As you can tell, we’re at the polish stage, but if you’re like me, you’re wanting to know what the point of the rewrite was with some numbers.
First, the gist:
- No kernel. What it did — cross-scheduler messaging, load balancing, actor isolation — is now done using other techniques.
- Actors are messaged directly using safe message queues. Sending to the queue will tell you if it’s safe to enqueue/dequeue that actor for work. If you notice the actor is idle, and you are the first person messaging it, you become its owner. With this actors have no origin scheduler, and effectively are drawn from a shared idle pool
- Once active and on a scheduler, any actor can be stolen by idle schedulers. This gives us our load balancing.
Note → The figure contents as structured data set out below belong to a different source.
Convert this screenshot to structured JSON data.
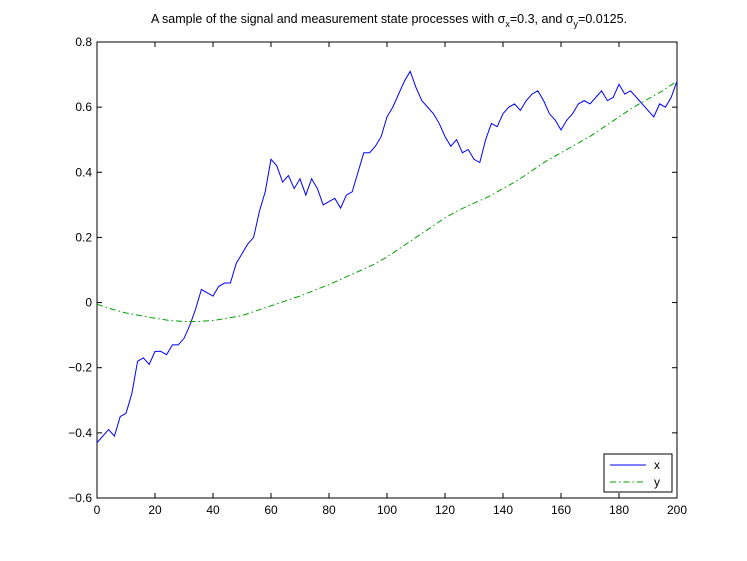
{
  "chart_data": {
    "type": "line",
    "title": {
      "prefix": "A sample of the signal and measurement state processes with ",
      "sigma_x_symbol": "σ",
      "sigma_x_sub": "x",
      "sigma_x_value": "=0.3, and ",
      "sigma_y_symbol": "σ",
      "sigma_y_sub": "y",
      "sigma_y_value": "=0.0125."
    },
    "xlabel": "",
    "ylabel": "",
    "xlim": [
      0,
      200
    ],
    "ylim": [
      -0.6,
      0.8
    ],
    "xticks": [
      0,
      20,
      40,
      60,
      80,
      100,
      120,
      140,
      160,
      180,
      200
    ],
    "yticks": [
      -0.6,
      -0.4,
      -0.2,
      0,
      0.2,
      0.4,
      0.6,
      0.8
    ],
    "xtick_labels": [
      "0",
      "20",
      "40",
      "60",
      "80",
      "100",
      "120",
      "140",
      "160",
      "180",
      "200"
    ],
    "ytick_labels": [
      "−0.6",
      "−0.4",
      "−0.2",
      "0",
      "0.2",
      "0.4",
      "0.6",
      "0.8"
    ],
    "grid": false,
    "legend_position": "bottom-right",
    "series": [
      {
        "name": "x",
        "style": "solid",
        "color": "#0000ff",
        "x": [
          0,
          2,
          4,
          6,
          8,
          10,
          12,
          14,
          16,
          18,
          20,
          22,
          24,
          26,
          28,
          30,
          32,
          34,
          36,
          38,
          40,
          42,
          44,
          46,
          48,
          50,
          52,
          54,
          56,
          58,
          60,
          62,
          64,
          66,
          68,
          70,
          72,
          74,
          76,
          78,
          80,
          82,
          84,
          86,
          88,
          90,
          92,
          94,
          96,
          98,
          100,
          102,
          104,
          106,
          108,
          110,
          112,
          114,
          116,
          118,
          120,
          122,
          124,
          126,
          128,
          130,
          132,
          134,
          136,
          138,
          140,
          142,
          144,
          146,
          148,
          150,
          152,
          154,
          156,
          158,
          160,
          162,
          164,
          166,
          168,
          170,
          172,
          174,
          176,
          178,
          180,
          182,
          184,
          186,
          188,
          190,
          192,
          194,
          196,
          198,
          200
        ],
        "values": [
          -0.43,
          -0.41,
          -0.39,
          -0.41,
          -0.35,
          -0.34,
          -0.28,
          -0.18,
          -0.17,
          -0.19,
          -0.15,
          -0.15,
          -0.16,
          -0.13,
          -0.13,
          -0.11,
          -0.07,
          -0.02,
          0.04,
          0.03,
          0.02,
          0.05,
          0.06,
          0.06,
          0.12,
          0.15,
          0.18,
          0.2,
          0.28,
          0.34,
          0.44,
          0.42,
          0.37,
          0.39,
          0.35,
          0.38,
          0.33,
          0.38,
          0.35,
          0.3,
          0.31,
          0.32,
          0.29,
          0.33,
          0.34,
          0.4,
          0.46,
          0.46,
          0.48,
          0.51,
          0.57,
          0.6,
          0.64,
          0.68,
          0.71,
          0.66,
          0.62,
          0.6,
          0.58,
          0.55,
          0.51,
          0.48,
          0.5,
          0.46,
          0.47,
          0.44,
          0.43,
          0.5,
          0.55,
          0.54,
          0.58,
          0.6,
          0.61,
          0.59,
          0.62,
          0.64,
          0.65,
          0.62,
          0.58,
          0.56,
          0.53,
          0.56,
          0.58,
          0.61,
          0.62,
          0.61,
          0.63,
          0.65,
          0.62,
          0.63,
          0.67,
          0.64,
          0.65,
          0.63,
          0.61,
          0.59,
          0.57,
          0.61,
          0.6,
          0.63,
          0.68
        ]
      },
      {
        "name": "y",
        "style": "dashdot",
        "color": "#00a000",
        "x": [
          0,
          5,
          10,
          15,
          20,
          25,
          30,
          35,
          40,
          45,
          50,
          55,
          60,
          65,
          70,
          75,
          80,
          85,
          90,
          95,
          100,
          105,
          110,
          115,
          120,
          125,
          130,
          135,
          140,
          145,
          150,
          155,
          160,
          165,
          170,
          175,
          180,
          185,
          190,
          195,
          200
        ],
        "values": [
          -0.005,
          -0.02,
          -0.032,
          -0.04,
          -0.048,
          -0.055,
          -0.058,
          -0.058,
          -0.055,
          -0.048,
          -0.04,
          -0.025,
          -0.01,
          0.005,
          0.02,
          0.038,
          0.055,
          0.075,
          0.095,
          0.115,
          0.14,
          0.17,
          0.2,
          0.23,
          0.26,
          0.285,
          0.305,
          0.325,
          0.35,
          0.375,
          0.405,
          0.435,
          0.46,
          0.485,
          0.51,
          0.54,
          0.57,
          0.6,
          0.625,
          0.65,
          0.68
        ]
      }
    ]
  }
}
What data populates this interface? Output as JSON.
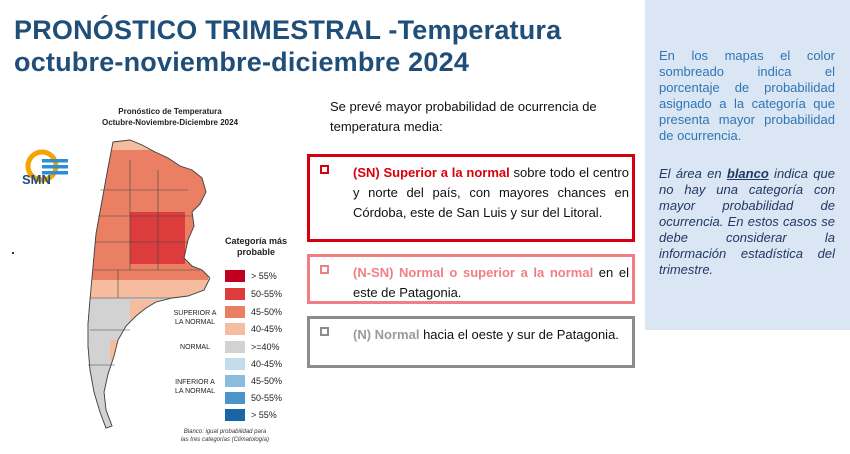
{
  "title": {
    "line1": "PRONÓSTICO TRIMESTRAL -Temperatura",
    "line2": "octubre-noviembre-diciembre 2024"
  },
  "map": {
    "title_line1": "Pronóstico de Temperatura",
    "title_line2": "Octubre-Noviembre-Diciembre 2024",
    "logo_text": "SMN",
    "legend_title_line1": "Categoría más",
    "legend_title_line2": "probable",
    "legend": [
      {
        "label": "> 55%",
        "color": "#c0001c"
      },
      {
        "label": "50-55%",
        "color": "#dc3c3c"
      },
      {
        "label": "45-50%",
        "color": "#eb7f64"
      },
      {
        "label": "40-45%",
        "color": "#f5bca0"
      },
      {
        "label": ">=40%",
        "color": "#d2d2d2"
      },
      {
        "label": "40-45%",
        "color": "#c4dcec"
      },
      {
        "label": "45-50%",
        "color": "#8cbcdc"
      },
      {
        "label": "50-55%",
        "color": "#4a94c8"
      },
      {
        "label": "> 55%",
        "color": "#1a64a8"
      }
    ],
    "category_labels": {
      "superior_line1": "SUPERIOR A",
      "superior_line2": "LA NORMAL",
      "normal": "NORMAL",
      "inferior_line1": "INFERIOR A",
      "inferior_line2": "LA NORMAL"
    },
    "footnote_line1": "Blanco: igual probabilidad para",
    "footnote_line2": "las tres categorías (Climatología)"
  },
  "intro": "Se prevé mayor probabilidad de ocurrencia de temperatura media:",
  "boxes": [
    {
      "key": "(SN) Superior a la normal",
      "rest": " sobre todo el centro y norte del país, con mayores chances en Córdoba, este de San Luis y sur del Litoral.",
      "color": "#d9000d"
    },
    {
      "key": "(N-SN) Normal o superior a la normal",
      "rest": " en el este de Patagonia.",
      "color": "#f07f85"
    },
    {
      "key": "(N) Normal",
      "rest": "  hacia el oeste y sur de Patagonia.",
      "color": "#8c8c8c"
    }
  ],
  "side": {
    "text1": "En los mapas el color sombreado indica el porcentaje de probabilidad asignado a la categoría que presenta mayor probabilidad de ocurrencia.",
    "text2_pre": "El área en ",
    "text2_em": "blanco",
    "text2_post": " indica que no hay una categoría con mayor probabilidad de ocurrencia. En estos casos se debe considerar la información estadística del trimestre."
  }
}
- Because actors can be stolen around a scheduler, it becomes less important to have explicitly isolated actors. If the scheduler is busy with a long-running actor, other schedulers can steal off the starving actors behind the active task.
Now, the numbers:
Threadring (8-way Ubuntu Linux)
10m:
Alpha 3: .38s
Alpha 4: 3.0s
50m:
Alpha 3: 1.8s
Alpha 4: 15.0s
Explanation: We knew going in that threadring would suffer the most in the rewrite, as it gained a lot of speed from assuming that idle actors were paired to the local scheduler. We take a hit for not being able to make this assumption anymore.
Big bang:
1500:
Alpha 3: 1.0s
Alpha 4: 0.6s
4000:
Alpha 3: 108.0s
Alpha 4: 4.5s
Explanation: On the flip side, big bang actually is doing “real work”, and gets a performance boost for doing so. The active load balancer in alpha 4 if far superior to the alpha 3 one when there is work that can be shared.
Like I said earlier, we might be able to shave some of the fat during optimization later on, but I’m pleased with where we are. These are some pretty solid results and come from a much simpler architecture. The Aquarium library could also reasonably be used as an add-on library for C/C++ applications at this point. The code wouldn’t be idiomatic C, since sending messages to actors won’t look like function calls, but once you’re over the bump you’ve got an active load-balancing system.